Somatostatin receptors, adenylate cyclase activity, and growth hormone (GH) response to octreotide in GH-secreting adenomas
- PMID: 7903312
- DOI: 10.1210/jcem.77.6.7903312
Somatostatin receptors, adenylate cyclase activity, and growth hormone (GH) response to octreotide in GH-secreting adenomas
Abstract
To determine the cellular mechanism(s) of the variability in GH responsiveness to octreotide in acromegaly, somatostatin (SRIH) receptor status was studied in 37 GH-secreting adenomas. SRIH receptor binding was always present in all GH-secreting adenomas either in membrane preparations (Exp A; n = 17) or by quantitative autoradiography (Exp B; n = 20). In membranes, maximal binding capacities ranged from 83-2331 fmol/mg protein; affinity was in the nanomolar range (Kd, 1.3 +/- 0.2 nmol/L). By quantitative autoradiography, SRIH-14 and octreotide were equally active in displacing [125I]SRIH binding in tumors (Spearman correlation rho = 0.92).

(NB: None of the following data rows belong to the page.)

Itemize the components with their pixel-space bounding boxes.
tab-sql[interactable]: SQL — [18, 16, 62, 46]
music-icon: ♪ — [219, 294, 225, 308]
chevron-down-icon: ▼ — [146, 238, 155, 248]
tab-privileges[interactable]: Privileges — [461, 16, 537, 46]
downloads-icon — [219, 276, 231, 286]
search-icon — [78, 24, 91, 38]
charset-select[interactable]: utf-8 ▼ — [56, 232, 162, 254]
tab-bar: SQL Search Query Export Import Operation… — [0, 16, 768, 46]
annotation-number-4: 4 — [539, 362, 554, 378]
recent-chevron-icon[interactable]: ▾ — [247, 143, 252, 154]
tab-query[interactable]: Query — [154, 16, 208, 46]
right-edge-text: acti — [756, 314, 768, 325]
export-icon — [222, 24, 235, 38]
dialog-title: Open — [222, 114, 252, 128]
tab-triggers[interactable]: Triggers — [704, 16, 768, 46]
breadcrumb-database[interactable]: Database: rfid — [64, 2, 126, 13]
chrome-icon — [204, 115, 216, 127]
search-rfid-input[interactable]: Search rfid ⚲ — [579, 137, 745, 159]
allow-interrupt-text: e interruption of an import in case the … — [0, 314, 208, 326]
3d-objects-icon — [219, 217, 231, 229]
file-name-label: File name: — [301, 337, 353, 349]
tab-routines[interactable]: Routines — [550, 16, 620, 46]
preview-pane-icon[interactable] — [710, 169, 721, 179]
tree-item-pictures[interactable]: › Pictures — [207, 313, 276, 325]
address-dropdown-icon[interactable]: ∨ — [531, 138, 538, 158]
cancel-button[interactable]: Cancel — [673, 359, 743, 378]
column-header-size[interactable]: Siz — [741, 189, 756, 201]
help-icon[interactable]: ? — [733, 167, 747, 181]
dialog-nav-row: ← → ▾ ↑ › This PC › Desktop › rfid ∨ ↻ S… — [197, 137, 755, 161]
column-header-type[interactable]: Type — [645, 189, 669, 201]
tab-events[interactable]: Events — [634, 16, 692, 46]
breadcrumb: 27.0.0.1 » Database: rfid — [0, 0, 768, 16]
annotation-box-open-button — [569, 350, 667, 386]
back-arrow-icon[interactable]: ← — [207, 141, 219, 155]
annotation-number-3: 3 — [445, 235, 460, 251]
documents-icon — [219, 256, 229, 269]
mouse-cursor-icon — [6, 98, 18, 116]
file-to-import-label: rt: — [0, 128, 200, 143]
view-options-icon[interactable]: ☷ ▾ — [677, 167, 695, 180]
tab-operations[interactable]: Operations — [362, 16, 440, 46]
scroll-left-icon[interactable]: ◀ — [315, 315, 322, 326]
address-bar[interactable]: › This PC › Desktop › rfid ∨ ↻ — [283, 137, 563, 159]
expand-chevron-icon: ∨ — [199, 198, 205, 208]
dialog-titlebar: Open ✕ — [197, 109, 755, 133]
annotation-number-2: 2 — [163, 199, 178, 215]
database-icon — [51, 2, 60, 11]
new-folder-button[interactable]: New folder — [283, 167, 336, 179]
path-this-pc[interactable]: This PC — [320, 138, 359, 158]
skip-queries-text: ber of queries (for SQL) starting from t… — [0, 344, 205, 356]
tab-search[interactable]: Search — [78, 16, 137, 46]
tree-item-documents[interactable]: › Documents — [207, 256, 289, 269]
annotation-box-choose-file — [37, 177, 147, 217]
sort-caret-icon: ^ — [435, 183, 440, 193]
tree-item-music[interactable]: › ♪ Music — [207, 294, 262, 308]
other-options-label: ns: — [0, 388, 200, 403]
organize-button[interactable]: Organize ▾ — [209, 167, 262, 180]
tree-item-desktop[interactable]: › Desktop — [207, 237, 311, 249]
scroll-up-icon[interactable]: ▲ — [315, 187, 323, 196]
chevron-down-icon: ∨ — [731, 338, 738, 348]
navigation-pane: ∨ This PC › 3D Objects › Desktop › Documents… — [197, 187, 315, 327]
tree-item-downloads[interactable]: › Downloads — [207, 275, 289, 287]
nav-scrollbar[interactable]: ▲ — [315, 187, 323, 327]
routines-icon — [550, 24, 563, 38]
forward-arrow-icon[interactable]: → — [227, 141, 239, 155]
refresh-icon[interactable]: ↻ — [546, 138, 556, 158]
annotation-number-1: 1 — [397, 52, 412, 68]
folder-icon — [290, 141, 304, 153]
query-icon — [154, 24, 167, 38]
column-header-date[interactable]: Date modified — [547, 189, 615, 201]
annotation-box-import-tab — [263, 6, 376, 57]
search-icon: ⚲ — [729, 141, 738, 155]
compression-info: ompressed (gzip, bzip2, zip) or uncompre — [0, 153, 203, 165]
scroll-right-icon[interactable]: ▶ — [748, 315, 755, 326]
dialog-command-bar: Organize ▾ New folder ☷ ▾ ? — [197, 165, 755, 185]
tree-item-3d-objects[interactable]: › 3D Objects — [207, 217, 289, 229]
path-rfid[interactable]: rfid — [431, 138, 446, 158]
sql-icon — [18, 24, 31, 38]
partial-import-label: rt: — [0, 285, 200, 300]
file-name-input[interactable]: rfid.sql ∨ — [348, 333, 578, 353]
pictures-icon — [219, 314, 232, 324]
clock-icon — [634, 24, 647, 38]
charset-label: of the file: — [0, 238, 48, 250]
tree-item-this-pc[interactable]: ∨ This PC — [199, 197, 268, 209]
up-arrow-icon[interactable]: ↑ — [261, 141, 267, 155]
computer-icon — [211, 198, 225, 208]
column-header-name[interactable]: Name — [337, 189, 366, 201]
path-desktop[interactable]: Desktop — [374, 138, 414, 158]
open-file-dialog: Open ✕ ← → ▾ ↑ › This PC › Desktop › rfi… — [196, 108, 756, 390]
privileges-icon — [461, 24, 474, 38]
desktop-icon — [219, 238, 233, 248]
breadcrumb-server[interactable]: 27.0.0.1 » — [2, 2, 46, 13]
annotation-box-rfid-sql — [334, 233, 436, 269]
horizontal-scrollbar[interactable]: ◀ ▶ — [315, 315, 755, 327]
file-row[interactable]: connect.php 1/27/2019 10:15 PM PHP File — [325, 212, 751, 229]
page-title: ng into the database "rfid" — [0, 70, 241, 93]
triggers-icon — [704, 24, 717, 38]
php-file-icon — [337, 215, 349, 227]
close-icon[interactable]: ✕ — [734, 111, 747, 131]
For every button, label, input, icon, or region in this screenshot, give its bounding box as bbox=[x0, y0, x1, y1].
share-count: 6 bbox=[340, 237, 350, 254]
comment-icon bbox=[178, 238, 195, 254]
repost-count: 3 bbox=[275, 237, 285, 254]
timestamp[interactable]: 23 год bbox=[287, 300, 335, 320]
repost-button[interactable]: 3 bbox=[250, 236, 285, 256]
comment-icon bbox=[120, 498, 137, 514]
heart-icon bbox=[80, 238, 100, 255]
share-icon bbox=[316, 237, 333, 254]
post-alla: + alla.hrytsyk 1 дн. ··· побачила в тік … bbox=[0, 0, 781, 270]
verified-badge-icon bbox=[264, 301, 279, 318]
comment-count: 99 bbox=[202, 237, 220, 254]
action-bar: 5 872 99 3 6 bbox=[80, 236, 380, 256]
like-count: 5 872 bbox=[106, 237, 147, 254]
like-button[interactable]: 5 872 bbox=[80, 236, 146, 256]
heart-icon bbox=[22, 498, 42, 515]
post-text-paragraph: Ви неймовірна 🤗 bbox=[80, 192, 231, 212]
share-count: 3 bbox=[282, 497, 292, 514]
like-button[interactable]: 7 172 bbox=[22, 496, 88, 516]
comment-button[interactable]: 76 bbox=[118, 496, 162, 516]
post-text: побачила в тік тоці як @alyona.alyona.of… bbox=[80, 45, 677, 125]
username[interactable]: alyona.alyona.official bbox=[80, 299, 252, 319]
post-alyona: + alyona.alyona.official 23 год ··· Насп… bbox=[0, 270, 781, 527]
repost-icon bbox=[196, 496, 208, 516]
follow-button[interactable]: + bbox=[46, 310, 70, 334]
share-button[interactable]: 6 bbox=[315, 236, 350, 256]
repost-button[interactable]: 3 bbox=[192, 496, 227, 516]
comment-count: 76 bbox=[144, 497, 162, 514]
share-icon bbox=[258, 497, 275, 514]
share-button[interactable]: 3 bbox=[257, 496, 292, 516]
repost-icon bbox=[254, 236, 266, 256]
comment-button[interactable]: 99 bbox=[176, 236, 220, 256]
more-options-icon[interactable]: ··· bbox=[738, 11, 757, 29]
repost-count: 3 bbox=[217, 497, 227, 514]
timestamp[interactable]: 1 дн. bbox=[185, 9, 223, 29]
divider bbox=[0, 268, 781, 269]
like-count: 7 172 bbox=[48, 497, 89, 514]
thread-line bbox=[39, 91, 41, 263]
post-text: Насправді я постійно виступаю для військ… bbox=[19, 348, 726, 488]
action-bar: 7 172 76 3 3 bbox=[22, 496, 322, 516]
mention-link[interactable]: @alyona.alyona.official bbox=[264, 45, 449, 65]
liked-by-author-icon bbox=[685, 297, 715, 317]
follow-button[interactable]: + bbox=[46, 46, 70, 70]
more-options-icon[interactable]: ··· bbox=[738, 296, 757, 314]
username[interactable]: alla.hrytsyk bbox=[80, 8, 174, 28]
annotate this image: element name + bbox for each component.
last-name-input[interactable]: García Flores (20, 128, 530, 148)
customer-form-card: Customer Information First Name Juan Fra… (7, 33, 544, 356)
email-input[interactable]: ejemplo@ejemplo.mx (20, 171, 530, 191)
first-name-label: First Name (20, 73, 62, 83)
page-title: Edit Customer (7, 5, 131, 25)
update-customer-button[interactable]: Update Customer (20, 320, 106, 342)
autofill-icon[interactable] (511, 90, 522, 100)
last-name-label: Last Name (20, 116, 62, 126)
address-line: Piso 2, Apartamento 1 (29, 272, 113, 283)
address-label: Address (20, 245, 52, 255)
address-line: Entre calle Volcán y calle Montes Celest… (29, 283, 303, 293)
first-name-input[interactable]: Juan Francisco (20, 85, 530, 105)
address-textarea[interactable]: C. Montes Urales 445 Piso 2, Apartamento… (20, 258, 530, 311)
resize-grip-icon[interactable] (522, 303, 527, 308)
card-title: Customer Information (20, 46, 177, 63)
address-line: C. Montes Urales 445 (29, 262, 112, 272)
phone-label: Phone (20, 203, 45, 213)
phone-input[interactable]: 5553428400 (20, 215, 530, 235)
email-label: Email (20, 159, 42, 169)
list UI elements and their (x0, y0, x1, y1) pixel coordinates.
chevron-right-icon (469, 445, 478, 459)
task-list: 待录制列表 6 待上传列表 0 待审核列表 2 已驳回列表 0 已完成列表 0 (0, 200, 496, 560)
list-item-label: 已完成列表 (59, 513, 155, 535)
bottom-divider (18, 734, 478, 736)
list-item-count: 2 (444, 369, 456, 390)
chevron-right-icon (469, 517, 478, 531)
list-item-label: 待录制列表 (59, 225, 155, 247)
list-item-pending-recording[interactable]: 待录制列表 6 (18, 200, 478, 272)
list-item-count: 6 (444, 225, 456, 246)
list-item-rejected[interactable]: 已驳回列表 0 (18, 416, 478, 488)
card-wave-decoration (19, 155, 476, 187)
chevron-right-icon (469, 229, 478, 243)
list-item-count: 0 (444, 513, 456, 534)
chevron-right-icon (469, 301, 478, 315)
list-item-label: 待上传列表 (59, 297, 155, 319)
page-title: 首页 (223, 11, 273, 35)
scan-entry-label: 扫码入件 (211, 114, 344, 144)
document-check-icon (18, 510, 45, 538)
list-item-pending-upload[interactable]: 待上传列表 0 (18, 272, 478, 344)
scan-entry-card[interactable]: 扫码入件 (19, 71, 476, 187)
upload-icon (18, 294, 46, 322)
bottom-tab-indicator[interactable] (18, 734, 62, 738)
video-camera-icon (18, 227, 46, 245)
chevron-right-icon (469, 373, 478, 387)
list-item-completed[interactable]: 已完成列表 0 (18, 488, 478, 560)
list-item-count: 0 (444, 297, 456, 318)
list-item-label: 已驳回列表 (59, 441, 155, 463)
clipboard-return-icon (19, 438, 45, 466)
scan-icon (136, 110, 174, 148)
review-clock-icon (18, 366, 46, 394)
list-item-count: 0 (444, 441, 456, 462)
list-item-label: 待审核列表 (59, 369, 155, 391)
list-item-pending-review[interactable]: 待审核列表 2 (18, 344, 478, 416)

IC50 values ranged from 3-22 nmol/L (mean +/- SE, 8.0 +/- 1.3 nmol/L). In Exp A, basal adenylate cyclase (AC) activity was high in 7 tumors (841 +/- 306 pmol/L cAMP x 30 min/mg protein) compared to that in the other 10 (252 +/- 92 pmol/L cAMP x 30 min/mg protein). In these 7 tumors, GH-releasing hormone (0.1 mumol/L) stimulation of AC was lower (53 +/- 11% vs. 297 +/- 48%), whereas SRIH (1 mumol/L) inhibition was higher (52 +/- 5% vs. 34 +/- 5%). Similar results were obtained with Exp B tumors. In both experiments, no correlation was apparent between SRIH-binding capacity and inhibition of AC. In Exp B, a variable decrease in mean plasma GH levels was observed (> or = 80% in 5 patients, between 50-80% in 8 patients, and < or = 50% in 5 patients) after a single sc injection of octreotide (100 micrograms). A modest correlation was found between the GH response to octreotide and SRIH-binding capacity (rho = 0.48) or SRIH inhibition of AC (rho = 0.61). The IC50 values to displace SRIH binding were lower in poorly responsive patients than in highly responsive ones (IC50, 4.6 +/- 1.9 and 13.9 +/- 2.7 nmol/L, respectively). These data indicate that an absence of SRIH receptors cannot account for the weak response to SRIH therapy in 20-30% of acromegalic patients. Alternatively, the weak correlation between either SRIH binding or SRIH inhibition of AC with octreotide inhibition of plasma GH levels might reflect the heterogeneity of SRIH receptor subtypes in GH-secreting adenomas.